2008 dünya kapitalist krizi patladıktan sonra ise Avrupalı kapitalistler ödedikleri bedeli bu ülkelerden tahsil etmenin yollarını aramaya koyuldular.
Ne yaptıklarını sadeleştirerek yazalım. Bir: Bu ülkelerin var olan sanayilerini ve tarımlarını, kendi tekellerine bağımlı hale getirerek çökerttiler. İki: Bu ülkeleri büyük miktarlarda borçlandırdılar.

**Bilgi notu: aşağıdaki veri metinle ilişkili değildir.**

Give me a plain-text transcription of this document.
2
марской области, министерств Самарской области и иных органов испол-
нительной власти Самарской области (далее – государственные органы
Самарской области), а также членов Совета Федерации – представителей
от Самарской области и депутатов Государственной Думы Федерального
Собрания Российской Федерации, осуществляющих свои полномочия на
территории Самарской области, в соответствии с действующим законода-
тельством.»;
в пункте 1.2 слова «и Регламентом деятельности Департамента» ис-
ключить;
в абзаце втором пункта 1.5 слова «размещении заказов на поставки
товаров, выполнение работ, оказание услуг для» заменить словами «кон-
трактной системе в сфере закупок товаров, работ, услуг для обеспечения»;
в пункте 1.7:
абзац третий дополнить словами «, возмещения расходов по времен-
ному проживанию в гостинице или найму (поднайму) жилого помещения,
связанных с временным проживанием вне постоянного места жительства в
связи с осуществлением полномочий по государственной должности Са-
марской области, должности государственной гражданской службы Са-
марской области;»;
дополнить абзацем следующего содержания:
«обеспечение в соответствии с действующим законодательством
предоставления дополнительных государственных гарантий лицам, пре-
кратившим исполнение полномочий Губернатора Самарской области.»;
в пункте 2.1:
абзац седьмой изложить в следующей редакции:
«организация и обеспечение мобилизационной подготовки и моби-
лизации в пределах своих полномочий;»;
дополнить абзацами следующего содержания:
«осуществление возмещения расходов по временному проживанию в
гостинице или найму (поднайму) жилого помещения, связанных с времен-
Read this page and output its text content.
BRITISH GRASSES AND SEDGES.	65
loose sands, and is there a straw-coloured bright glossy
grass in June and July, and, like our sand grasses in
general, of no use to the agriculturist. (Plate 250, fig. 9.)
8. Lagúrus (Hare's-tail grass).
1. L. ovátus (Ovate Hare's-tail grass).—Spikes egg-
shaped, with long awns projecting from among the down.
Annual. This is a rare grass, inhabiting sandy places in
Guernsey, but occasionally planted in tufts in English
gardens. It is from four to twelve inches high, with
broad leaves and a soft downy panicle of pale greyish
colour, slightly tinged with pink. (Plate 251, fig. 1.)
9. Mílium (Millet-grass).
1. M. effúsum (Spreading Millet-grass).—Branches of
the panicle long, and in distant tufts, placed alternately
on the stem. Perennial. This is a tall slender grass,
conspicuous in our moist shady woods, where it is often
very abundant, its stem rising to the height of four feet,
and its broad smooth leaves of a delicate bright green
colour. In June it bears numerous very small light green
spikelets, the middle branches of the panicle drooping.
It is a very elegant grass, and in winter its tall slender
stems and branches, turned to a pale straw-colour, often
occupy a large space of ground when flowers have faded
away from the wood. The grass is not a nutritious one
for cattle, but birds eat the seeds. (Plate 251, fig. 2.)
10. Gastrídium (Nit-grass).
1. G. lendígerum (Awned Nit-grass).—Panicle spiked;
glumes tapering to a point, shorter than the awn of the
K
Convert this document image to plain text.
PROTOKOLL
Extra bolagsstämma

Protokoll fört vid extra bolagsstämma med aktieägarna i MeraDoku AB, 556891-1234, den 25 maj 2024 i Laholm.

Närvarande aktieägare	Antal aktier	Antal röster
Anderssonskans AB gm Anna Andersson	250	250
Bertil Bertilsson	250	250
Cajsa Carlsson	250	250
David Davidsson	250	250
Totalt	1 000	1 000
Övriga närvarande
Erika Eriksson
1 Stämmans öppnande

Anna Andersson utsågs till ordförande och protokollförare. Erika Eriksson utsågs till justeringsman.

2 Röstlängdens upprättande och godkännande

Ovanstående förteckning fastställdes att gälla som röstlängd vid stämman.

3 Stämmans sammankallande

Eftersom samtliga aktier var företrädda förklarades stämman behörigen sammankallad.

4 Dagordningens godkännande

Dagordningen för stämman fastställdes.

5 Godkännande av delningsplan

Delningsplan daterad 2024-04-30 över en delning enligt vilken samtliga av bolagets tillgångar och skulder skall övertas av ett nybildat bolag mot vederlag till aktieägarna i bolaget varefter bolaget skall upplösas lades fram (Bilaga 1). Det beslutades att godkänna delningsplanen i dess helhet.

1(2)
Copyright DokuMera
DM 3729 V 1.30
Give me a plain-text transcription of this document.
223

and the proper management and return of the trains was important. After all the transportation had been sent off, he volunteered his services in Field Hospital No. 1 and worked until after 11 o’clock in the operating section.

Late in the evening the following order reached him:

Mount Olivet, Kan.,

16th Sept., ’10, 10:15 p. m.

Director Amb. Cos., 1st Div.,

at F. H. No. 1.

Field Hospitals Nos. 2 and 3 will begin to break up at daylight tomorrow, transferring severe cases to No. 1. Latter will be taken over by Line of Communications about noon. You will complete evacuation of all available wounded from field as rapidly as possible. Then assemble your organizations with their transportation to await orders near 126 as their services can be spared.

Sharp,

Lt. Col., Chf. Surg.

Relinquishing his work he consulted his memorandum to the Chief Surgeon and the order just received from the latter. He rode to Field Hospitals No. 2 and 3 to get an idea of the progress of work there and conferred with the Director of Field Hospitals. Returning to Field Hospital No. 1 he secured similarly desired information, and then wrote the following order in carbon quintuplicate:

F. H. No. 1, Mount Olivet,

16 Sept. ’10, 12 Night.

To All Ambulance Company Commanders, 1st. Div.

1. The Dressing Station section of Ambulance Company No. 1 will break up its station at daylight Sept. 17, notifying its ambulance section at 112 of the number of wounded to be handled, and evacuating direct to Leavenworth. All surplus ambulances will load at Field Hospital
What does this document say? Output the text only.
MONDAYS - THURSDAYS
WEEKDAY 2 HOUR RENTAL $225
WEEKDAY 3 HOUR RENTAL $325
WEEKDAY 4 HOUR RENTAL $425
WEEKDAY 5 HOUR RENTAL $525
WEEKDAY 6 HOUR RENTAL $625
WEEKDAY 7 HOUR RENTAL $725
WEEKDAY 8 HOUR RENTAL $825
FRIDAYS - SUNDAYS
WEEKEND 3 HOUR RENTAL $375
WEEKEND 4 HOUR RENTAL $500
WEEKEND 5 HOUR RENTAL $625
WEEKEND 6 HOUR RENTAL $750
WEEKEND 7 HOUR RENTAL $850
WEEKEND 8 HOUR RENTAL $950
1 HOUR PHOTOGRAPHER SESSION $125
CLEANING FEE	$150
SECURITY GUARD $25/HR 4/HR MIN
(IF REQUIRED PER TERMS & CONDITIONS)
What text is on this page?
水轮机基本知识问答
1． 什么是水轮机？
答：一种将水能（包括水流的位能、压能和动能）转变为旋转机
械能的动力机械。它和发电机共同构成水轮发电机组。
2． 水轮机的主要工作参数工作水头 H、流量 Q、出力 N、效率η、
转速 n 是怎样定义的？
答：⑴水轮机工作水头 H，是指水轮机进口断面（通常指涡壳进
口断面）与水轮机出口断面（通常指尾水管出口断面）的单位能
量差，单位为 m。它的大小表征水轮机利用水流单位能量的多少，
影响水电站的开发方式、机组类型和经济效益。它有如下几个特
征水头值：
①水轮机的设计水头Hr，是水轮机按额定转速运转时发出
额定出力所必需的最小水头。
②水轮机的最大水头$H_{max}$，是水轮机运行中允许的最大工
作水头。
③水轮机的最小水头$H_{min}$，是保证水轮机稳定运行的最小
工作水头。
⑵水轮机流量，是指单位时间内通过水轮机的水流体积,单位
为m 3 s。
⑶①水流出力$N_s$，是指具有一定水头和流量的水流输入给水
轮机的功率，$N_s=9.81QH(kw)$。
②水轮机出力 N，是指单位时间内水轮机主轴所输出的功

Daha az üretirken, daha çok tüketmenin tek yolu borçlanmak, ucuz emek sömürüsünün ve pazarın sürekliliğini sağlamanın etkili yöntemi borçlandırmaktır.
Bir noktayı ekleyelim: Yunanistan, tarihsel ve güncel nedenlerle işçi sınıfı hareketinin güçlü olduğu, emekçilerin mücadeleyle haklar, kazanımlar elde ettikleri bir ülkedir.

***

Nobel ödüllü ekonomist Joseph Stiglitz, konuyu Yunanistan’a borç verilen büyük miktarların aslında Yunanistan’a gitmediğini, aralarında Alman ve Fransız bankalarının bulunduğu özel sektör alacaklılarına gittiğini yazdı. “IMF ve diğer ‘resmi’ alacaklıların talep edilen paraya ihtiyaçları yok…mesele para değil. Mesele…Yunanistan’ı boyun eğmeye, kabul edilemez olanı, sadece kemer sıkmayı değil, diğer geriletici ve cezalandırıcı politikaları kabul etmeye zorlamak “ diye ekledi. (Cumhuriyet, 1 Temmuz 2015)
AB’nin Yunanistan’a ilişkin propagandası yalanlara dayanıyor. Başta Almanlar, neredeyse tüm dünya Yunanlıların tembel olduğuna, Alman yurttaşların ödediği vergilerle ekmek elden su gölden yaşadığına inandırılmak isteniyor. Konuyla ilgili “bilgi”yi anaakım medyadan edinen, sağdan soldan birçok insan Yunanlıların bugünkü cezayı hak ettiklerine inanıyor.
Bu yalanları tek tek çürütmek için yerimiz yok. Bir örnek: Bir panel için araştırdığım için biliyorum, örneğin Yunanlı emekçinin, Alman emekçisinden daha az çalıştığı büyük bir yalan.

***

Öyleyse sorun ne?
En yalın biçimde şu: Avrupalı kapitalistler, “kemer sıkma” politikalarıyla çoğu geri alınan ücret, emeklilik aylığı vb. emek kazanımlarının Avrupa’nın öteki ülkeleri için “emsal”, “kötü örnek” ve “yol” olmasından büyük bir korku duyuyor, Yunanistan’ı en acımasız biçimde cezalandırarak öteki ülke emekçilerini hakları için mücadeleden caydırmak istiyorlar.
SYRİZA’nın ne olduğu, ne yaptığı ve ne yapabileceği konusu ayrı. Bence, 5 Temmuz günü referandumuna “hayır” denilmesi, yalnız Yunanistan için değil, Avrupa ve tüm dünya emekçileri için olumlu sonuçlar doğuracaktır.
Referandum sonucu öyle de olsa böyle de olsa mücadele sürecektir. Yunanistan halkını bu zor mücadelesinde yalnız bırakmamak ise yalnızca dayanışmanın değil, kapitalizmden kurtulmak gibi bir sorunu olanların güncel görevidir.